The most eyecatching is undoubtedly Nokia’s new phone, the 808 PureView, which includes a camera with a staggering 41-megapixel sensor. That certainly sounds excessive for taking ordinary photos: you’re looking at as much as 13MB for a single JPEG format file, and given you can print images up to a meter wide without having to drop below a print-standard 300dpi, it seems a bit excessive for consumer use.

The real purpose of the sensor, however, is to greatly increase the potential for digital zoom. PCPro notes that you can use a 3x zoom and still have the equivalent picture quality of a 5-megapixel camera.

Moving on from still to video images, Samsung has unveiled the appropriately named Galaxy Beam. It’s got a tiny built-in projector that’s able to produce a decent quality 50 inch display for up to three hours on a single battery charge. The big downside is that it only really works in a darkened room, which may limit its use as a portable tool.

And with sight taken care of, Bang & Olfusen has teamed up with Lumigon to produce an Android handset aimed at audiophiles. Early reviews are that it’s certainly impressive, particularly the bass, but this quality is still very much by the standards of a phone rather than a dedicated music device.

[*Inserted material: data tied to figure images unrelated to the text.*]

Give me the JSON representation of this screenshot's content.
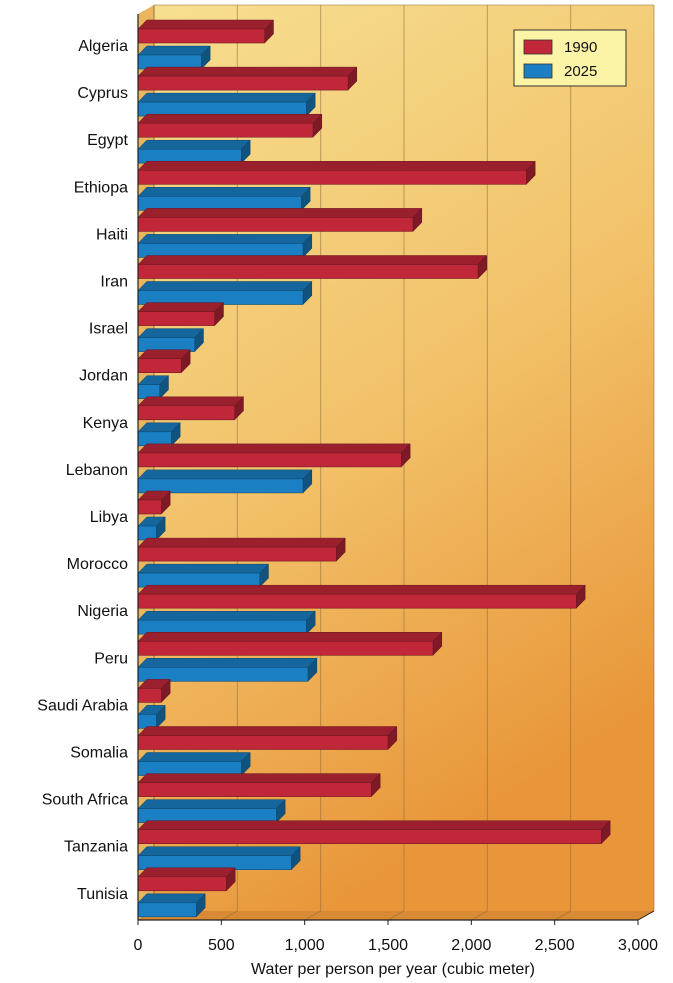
{
  "chart_data": {
    "type": "bar",
    "orientation": "horizontal",
    "title": "",
    "xlabel": "Water per person per year (cubic meter)",
    "ylabel": "",
    "xlim": [
      0,
      3000
    ],
    "xticks": [
      0,
      500,
      1000,
      1500,
      2000,
      2500,
      3000
    ],
    "xtick_labels": [
      "0",
      "500",
      "1,000",
      "1,500",
      "2,000",
      "2,500",
      "3,000"
    ],
    "grid": true,
    "legend_position": "top-right",
    "categories": [
      "Algeria",
      "Cyprus",
      "Egypt",
      "Ethiopa",
      "Haiti",
      "Iran",
      "Israel",
      "Jordan",
      "Kenya",
      "Lebanon",
      "Libya",
      "Morocco",
      "Nigeria",
      "Peru",
      "Saudi Arabia",
      "Somalia",
      "South Africa",
      "Tanzania",
      "Tunisia"
    ],
    "series": [
      {
        "name": "1990",
        "color": "#c0283a",
        "values": [
          760,
          1260,
          1050,
          2330,
          1650,
          2040,
          460,
          260,
          580,
          1580,
          140,
          1190,
          2630,
          1770,
          140,
          1500,
          1400,
          2780,
          530
        ]
      },
      {
        "name": "2025",
        "color": "#1a7fc3",
        "values": [
          380,
          1010,
          620,
          980,
          990,
          990,
          340,
          130,
          200,
          990,
          110,
          730,
          1010,
          1020,
          110,
          620,
          830,
          920,
          350
        ]
      }
    ],
    "colors": {
      "plot_bg_top": "#f5dc8a",
      "plot_bg_bottom": "#ea9a3c",
      "legend_bg": "#fbf3a6"
    }
  }
}
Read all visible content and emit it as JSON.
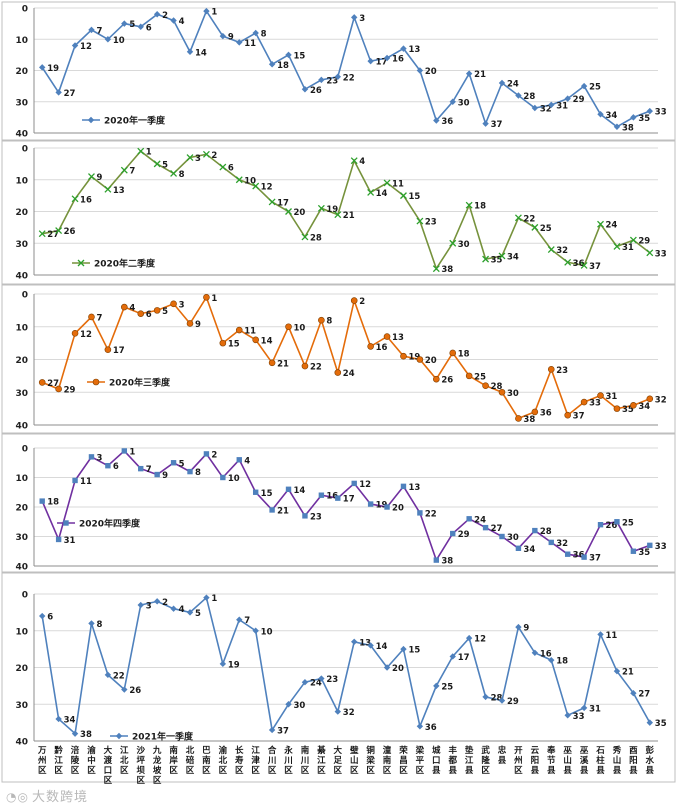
{
  "watermark": {
    "text": "大数跨境"
  },
  "chart_data": [
    {
      "type": "line",
      "title": "",
      "xlabel": "",
      "ylabel": "",
      "ylim": [
        40,
        0
      ],
      "yticks": [
        0,
        10,
        20,
        30,
        40
      ],
      "series": [
        {
          "name": "2020年一季度",
          "color": "#4f81bd",
          "marker": "diamond",
          "values": [
            19,
            27,
            12,
            7,
            10,
            5,
            6,
            2,
            4,
            14,
            1,
            9,
            11,
            8,
            18,
            15,
            26,
            23,
            22,
            3,
            17,
            16,
            13,
            20,
            36,
            30,
            21,
            37,
            24,
            28,
            32,
            31,
            29,
            25,
            34,
            38,
            35,
            33
          ]
        }
      ]
    },
    {
      "type": "line",
      "title": "",
      "xlabel": "",
      "ylabel": "",
      "ylim": [
        40,
        0
      ],
      "yticks": [
        0,
        10,
        20,
        30,
        40
      ],
      "series": [
        {
          "name": "2020年二季度",
          "color": "#76923c",
          "marker": "x",
          "values": [
            27,
            26,
            16,
            9,
            13,
            7,
            1,
            5,
            8,
            3,
            2,
            6,
            10,
            12,
            17,
            20,
            28,
            19,
            21,
            4,
            14,
            11,
            15,
            23,
            38,
            30,
            18,
            35,
            34,
            22,
            25,
            32,
            36,
            37,
            24,
            31,
            29,
            33
          ]
        }
      ]
    },
    {
      "type": "line",
      "title": "",
      "xlabel": "",
      "ylabel": "",
      "ylim": [
        40,
        0
      ],
      "yticks": [
        0,
        10,
        20,
        30,
        40
      ],
      "series": [
        {
          "name": "2020年三季度",
          "color": "#e46c0a",
          "marker": "circle",
          "values": [
            27,
            29,
            12,
            7,
            17,
            4,
            6,
            5,
            3,
            9,
            1,
            15,
            11,
            14,
            21,
            10,
            22,
            8,
            24,
            2,
            16,
            13,
            19,
            20,
            26,
            18,
            25,
            28,
            30,
            38,
            36,
            23,
            37,
            33,
            31,
            35,
            34,
            32
          ]
        }
      ]
    },
    {
      "type": "line",
      "title": "",
      "xlabel": "",
      "ylabel": "",
      "ylim": [
        40,
        0
      ],
      "yticks": [
        0,
        10,
        20,
        30,
        40
      ],
      "series": [
        {
          "name": "2020年四季度",
          "color": "#7030a0",
          "marker": "square",
          "marker_color": "#4f81bd",
          "values": [
            18,
            31,
            11,
            3,
            6,
            1,
            7,
            9,
            5,
            8,
            2,
            10,
            4,
            15,
            21,
            14,
            23,
            16,
            17,
            12,
            19,
            20,
            13,
            22,
            38,
            29,
            24,
            27,
            30,
            34,
            28,
            32,
            36,
            37,
            26,
            25,
            35,
            33
          ]
        }
      ]
    },
    {
      "type": "line",
      "title": "",
      "xlabel": "",
      "ylabel": "",
      "ylim": [
        40,
        0
      ],
      "yticks": [
        0,
        10,
        20,
        30,
        40
      ],
      "categories": [
        "万州区",
        "黔江区",
        "涪陵区",
        "渝中区",
        "大渡口区",
        "江北区",
        "沙坪坝区",
        "九龙坡区",
        "南岸区",
        "北碚区",
        "巴南区",
        "渝北区",
        "长寿区",
        "江津区",
        "合川区",
        "永川区",
        "南川区",
        "綦江区",
        "大足区",
        "璧山区",
        "铜梁区",
        "潼南区",
        "荣昌区",
        "梁平区",
        "城口县",
        "丰都县",
        "垫江县",
        "武隆区",
        "忠县",
        "开州区",
        "云阳县",
        "奉节县",
        "巫山县",
        "巫溪县",
        "石柱县",
        "秀山县",
        "酉阳县",
        "彭水县"
      ],
      "series": [
        {
          "name": "2021年一季度",
          "color": "#4f81bd",
          "marker": "diamond",
          "values": [
            6,
            34,
            38,
            8,
            22,
            26,
            3,
            2,
            4,
            5,
            1,
            19,
            7,
            10,
            37,
            30,
            24,
            23,
            32,
            13,
            14,
            20,
            15,
            36,
            25,
            17,
            12,
            28,
            29,
            9,
            16,
            18,
            33,
            31,
            11,
            21,
            27,
            35
          ]
        }
      ]
    }
  ]
}
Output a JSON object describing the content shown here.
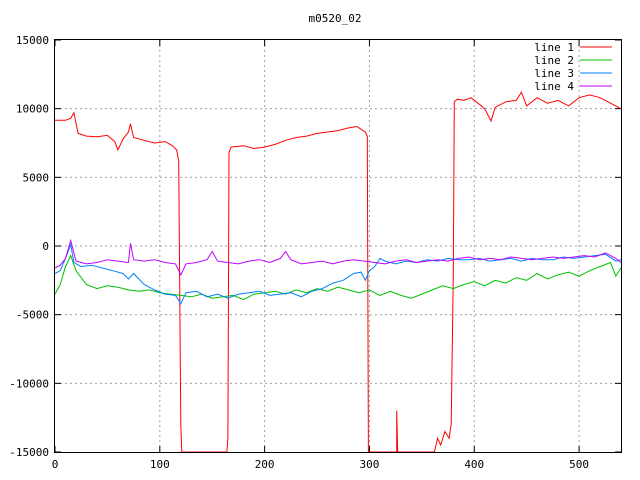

On the operating system front, Mozilla has announced that several European mobile networks and chip-supplier Qualcomm are both on board with its idea to create Firefox-based smartphones. “Boot to Gecko” is a similar concept to the way Chrome has been developed from a browser to an operating system, with HTML 5 at the core and a Mozilla Marketplace for distributing apps.

Outside of smartphones, one of the most notable devices on display is the Cotton Candy from FXI, which aims to build a computer into a USB stick (pictured). It’s the same concept as the Raspberry Pi, but without the attempt to keep the price as low as possible. The stick contains a dual-core processor and a separate graphics chip, plus Wi-Fi and Bluetooth connections. The two ends have USB and HDMI sockets, while the side of the stick houses a microSD slot and a micro-USB cable.

It goes on sale in March and will cost $199 (compared with the $25/$35 of the Raspberry Pi models.) At that price the main advantage seems to be ultra-portability, and it’s hard to see how much use buyers will get from it. FXI seems to be envisioning a day when every office or cafe you visit has a screen and keyboard/mouse set up for visitor to simply slot in their stick, but that’s a chicken-and-egg situation to say the least.